Wealth2k’s The Income for Life Model looks at an investor’s essential spending needs, or floor, and crafts ways to cover these needs with guarantees, such as Social Security. Instead of a three-bucket approach, or three bands of time, reps can craft two to 10 buckets to cover the retirement years—and use a variety of solutions that consider the duration of an investment product, the rate of return on each bucket, and also inflation.
Macchia believes that retirement income planning is not a “static exercise,” but something that needs to be monitored constantly as expenses may increase, an inheritance may come, or a client may go back to work. He dislikes the systematic withdrawal idea of 4 percent a year, believing that many investors don’t have the luxury of having all their assets just riding along.

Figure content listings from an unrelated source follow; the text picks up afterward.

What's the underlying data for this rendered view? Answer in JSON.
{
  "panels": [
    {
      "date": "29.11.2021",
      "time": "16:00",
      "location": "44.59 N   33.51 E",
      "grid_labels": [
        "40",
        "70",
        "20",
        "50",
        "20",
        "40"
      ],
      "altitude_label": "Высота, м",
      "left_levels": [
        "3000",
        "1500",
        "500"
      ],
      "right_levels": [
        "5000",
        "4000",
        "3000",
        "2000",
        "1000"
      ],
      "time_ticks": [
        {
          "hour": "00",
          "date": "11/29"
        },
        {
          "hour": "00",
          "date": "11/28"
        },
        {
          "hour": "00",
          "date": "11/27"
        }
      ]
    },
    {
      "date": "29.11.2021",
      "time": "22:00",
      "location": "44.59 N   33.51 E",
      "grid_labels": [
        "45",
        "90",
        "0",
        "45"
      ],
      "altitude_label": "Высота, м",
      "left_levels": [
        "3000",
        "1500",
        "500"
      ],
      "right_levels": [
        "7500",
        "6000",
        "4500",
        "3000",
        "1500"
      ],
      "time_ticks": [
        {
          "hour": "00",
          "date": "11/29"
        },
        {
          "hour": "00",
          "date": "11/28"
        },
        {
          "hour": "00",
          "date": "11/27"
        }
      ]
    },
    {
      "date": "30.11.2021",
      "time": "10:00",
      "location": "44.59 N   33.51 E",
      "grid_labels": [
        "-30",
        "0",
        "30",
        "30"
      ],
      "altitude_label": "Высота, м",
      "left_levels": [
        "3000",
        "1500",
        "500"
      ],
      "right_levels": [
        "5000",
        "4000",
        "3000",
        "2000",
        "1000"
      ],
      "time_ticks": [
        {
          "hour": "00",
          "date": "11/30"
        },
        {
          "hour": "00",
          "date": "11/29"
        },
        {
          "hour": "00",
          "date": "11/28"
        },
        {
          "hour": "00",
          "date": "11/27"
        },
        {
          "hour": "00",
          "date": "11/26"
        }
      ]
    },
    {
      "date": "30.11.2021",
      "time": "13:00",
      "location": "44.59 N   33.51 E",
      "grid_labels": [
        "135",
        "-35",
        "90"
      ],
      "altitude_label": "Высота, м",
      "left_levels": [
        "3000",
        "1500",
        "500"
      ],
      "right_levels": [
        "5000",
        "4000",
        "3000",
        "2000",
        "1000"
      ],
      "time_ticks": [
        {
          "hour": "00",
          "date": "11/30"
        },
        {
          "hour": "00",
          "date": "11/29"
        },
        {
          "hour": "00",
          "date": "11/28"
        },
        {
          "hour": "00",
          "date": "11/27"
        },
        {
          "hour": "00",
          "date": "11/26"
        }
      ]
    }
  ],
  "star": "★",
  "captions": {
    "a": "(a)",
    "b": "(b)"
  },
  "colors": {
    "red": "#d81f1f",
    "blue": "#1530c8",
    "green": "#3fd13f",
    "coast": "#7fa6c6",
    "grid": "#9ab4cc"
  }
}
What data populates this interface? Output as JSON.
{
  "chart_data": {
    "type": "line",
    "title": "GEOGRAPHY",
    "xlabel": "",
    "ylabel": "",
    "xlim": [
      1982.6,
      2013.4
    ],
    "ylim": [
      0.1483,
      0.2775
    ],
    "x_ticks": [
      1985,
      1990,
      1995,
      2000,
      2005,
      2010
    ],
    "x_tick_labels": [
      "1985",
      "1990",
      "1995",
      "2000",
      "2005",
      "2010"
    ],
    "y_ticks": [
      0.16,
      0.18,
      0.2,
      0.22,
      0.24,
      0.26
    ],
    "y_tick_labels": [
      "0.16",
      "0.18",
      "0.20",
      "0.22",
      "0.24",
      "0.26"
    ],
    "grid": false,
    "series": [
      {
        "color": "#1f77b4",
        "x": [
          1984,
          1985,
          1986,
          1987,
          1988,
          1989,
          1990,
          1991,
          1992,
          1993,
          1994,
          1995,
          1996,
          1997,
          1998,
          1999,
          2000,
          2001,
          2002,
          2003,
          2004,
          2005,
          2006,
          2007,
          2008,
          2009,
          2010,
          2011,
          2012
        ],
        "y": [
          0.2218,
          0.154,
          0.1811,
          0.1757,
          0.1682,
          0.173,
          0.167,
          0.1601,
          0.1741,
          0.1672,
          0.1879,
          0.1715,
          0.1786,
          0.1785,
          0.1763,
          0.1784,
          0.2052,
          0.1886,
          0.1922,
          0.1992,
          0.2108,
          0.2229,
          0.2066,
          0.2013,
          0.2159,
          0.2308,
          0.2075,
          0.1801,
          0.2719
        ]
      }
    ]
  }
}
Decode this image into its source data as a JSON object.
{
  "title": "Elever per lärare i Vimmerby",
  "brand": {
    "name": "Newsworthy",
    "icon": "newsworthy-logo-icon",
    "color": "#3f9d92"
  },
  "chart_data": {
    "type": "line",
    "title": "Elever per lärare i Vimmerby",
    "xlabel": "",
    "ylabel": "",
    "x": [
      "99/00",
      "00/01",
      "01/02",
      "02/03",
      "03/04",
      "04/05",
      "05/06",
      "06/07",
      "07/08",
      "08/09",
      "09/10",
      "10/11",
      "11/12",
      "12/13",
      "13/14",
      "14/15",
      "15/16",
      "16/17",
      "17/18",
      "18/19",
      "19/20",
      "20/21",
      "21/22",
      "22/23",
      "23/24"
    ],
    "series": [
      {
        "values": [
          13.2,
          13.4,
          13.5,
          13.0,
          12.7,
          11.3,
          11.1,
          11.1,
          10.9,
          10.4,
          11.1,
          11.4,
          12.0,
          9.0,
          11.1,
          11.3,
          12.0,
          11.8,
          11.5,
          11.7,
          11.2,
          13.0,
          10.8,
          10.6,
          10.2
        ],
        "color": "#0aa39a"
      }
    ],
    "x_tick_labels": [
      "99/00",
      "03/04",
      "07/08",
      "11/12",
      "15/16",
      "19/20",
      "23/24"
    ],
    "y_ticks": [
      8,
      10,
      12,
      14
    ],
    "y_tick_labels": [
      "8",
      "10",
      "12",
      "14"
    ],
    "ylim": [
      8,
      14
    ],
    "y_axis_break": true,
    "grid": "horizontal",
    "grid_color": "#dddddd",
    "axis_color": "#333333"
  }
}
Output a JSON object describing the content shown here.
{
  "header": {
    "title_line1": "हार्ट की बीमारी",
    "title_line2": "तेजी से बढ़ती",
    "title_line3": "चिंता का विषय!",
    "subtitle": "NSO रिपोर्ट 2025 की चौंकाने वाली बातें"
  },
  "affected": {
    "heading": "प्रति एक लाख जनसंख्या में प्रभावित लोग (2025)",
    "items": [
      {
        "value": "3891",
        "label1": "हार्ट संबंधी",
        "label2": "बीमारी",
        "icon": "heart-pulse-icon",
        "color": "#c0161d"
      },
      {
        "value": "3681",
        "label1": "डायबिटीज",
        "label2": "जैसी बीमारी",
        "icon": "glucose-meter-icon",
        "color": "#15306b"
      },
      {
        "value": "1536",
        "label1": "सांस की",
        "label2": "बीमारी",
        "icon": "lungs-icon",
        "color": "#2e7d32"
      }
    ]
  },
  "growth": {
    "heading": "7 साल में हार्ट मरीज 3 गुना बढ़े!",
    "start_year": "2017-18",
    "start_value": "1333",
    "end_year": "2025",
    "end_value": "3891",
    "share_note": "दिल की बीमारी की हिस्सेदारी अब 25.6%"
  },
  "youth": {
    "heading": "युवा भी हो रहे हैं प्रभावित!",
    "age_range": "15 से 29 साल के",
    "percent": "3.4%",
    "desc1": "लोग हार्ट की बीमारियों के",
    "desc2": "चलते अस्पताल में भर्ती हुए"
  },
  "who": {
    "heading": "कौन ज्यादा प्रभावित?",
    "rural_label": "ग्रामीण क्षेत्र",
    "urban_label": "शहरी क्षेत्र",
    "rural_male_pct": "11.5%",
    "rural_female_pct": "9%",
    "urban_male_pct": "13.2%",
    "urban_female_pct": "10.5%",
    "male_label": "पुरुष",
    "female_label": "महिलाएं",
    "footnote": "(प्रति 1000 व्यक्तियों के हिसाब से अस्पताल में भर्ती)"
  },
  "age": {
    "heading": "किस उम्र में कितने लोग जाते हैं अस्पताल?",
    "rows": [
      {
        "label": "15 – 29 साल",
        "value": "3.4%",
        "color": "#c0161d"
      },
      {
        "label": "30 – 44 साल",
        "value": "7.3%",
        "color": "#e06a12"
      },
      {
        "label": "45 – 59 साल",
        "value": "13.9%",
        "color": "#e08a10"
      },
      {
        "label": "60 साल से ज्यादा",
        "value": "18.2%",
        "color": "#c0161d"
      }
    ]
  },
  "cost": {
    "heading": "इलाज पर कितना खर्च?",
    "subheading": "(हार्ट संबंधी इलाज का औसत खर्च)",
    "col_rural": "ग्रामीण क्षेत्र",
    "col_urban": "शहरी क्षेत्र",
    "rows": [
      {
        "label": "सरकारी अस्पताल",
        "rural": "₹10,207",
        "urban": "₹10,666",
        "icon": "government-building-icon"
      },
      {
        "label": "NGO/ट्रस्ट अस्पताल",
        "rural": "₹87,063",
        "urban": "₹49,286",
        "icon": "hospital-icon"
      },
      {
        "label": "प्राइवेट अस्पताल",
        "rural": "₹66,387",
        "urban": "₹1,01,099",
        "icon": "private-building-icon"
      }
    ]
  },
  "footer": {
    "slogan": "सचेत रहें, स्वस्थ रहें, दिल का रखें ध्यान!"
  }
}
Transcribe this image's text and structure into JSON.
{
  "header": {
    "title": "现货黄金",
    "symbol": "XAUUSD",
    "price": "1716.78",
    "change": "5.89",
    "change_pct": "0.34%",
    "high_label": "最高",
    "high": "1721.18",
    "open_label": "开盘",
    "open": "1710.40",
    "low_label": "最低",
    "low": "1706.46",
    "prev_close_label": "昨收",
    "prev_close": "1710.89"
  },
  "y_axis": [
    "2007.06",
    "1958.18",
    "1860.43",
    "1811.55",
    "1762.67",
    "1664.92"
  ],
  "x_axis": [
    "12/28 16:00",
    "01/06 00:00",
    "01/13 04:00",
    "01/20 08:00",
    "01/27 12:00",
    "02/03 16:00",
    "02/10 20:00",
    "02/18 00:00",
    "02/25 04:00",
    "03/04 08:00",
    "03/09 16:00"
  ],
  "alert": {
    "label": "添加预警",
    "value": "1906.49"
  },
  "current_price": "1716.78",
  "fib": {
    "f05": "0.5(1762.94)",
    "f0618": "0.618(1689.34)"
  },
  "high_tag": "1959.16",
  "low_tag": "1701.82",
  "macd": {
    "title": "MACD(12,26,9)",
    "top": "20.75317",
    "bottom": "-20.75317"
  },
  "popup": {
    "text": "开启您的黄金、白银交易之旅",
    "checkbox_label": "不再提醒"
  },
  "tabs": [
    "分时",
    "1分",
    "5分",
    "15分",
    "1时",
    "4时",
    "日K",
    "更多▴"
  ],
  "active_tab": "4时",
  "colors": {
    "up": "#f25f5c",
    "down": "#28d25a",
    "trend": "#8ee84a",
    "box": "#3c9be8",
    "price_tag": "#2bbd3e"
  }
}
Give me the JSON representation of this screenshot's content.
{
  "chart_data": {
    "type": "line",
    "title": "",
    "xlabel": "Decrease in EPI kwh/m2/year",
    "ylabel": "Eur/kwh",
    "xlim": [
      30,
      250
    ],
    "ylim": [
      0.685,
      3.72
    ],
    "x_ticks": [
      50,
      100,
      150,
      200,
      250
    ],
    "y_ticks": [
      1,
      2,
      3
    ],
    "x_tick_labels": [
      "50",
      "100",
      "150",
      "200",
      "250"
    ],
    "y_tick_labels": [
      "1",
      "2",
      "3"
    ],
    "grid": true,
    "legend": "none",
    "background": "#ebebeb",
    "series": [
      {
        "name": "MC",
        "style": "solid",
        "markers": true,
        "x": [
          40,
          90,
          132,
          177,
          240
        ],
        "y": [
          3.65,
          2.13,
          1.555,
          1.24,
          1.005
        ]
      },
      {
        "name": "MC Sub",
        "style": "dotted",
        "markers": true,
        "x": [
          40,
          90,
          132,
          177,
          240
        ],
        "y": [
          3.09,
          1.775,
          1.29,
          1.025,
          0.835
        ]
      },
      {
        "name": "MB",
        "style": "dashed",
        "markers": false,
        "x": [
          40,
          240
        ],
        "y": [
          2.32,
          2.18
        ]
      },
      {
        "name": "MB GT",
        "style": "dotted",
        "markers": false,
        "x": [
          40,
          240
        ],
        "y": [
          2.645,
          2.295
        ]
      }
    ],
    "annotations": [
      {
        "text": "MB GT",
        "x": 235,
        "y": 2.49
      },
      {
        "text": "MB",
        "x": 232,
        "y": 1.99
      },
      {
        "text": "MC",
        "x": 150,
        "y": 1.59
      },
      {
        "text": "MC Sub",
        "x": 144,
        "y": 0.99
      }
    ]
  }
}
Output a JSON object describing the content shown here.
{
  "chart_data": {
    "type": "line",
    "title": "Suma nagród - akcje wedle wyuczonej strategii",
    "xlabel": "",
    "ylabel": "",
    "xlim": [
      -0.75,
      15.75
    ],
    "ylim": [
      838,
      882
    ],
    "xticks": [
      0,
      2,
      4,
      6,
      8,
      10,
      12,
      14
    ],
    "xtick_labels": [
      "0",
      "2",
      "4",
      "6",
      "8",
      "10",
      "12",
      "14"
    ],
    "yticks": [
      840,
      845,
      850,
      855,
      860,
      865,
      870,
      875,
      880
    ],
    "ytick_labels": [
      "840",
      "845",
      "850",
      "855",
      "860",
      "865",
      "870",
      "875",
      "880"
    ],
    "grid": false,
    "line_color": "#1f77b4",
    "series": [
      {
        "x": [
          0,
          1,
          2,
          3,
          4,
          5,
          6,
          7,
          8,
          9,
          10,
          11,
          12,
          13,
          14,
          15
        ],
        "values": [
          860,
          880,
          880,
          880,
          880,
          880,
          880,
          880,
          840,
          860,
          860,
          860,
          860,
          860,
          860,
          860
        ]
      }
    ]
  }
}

The Income for Life Model allows financial advisors to segment what’s needed for basics, create a guarantee for those expenses, and then expose what he calls an “appropriate amount” to upside risk. The program costs $35 to $99 a month.
Macchia, based in Boston, Mass., believes firmly that advisors who don’t start addressing retirement income needs with their clients early on will be caught flat-footed when investors near retirement. While software programs are now giving reps more tools to tackle these issues, responsibility still lies with the advisor to assure clients their assets will last—and that they’re the right advisor for the job.
“Otherwise they get a ‘Dear John’ letter, thanking them for their past excellence in service, with clients moving to another advisor who claims expertise in retirement income,” says Macchia. “It’s a zero sum game. You manage the lifelong accumulation of assets or you’re left with nothing.”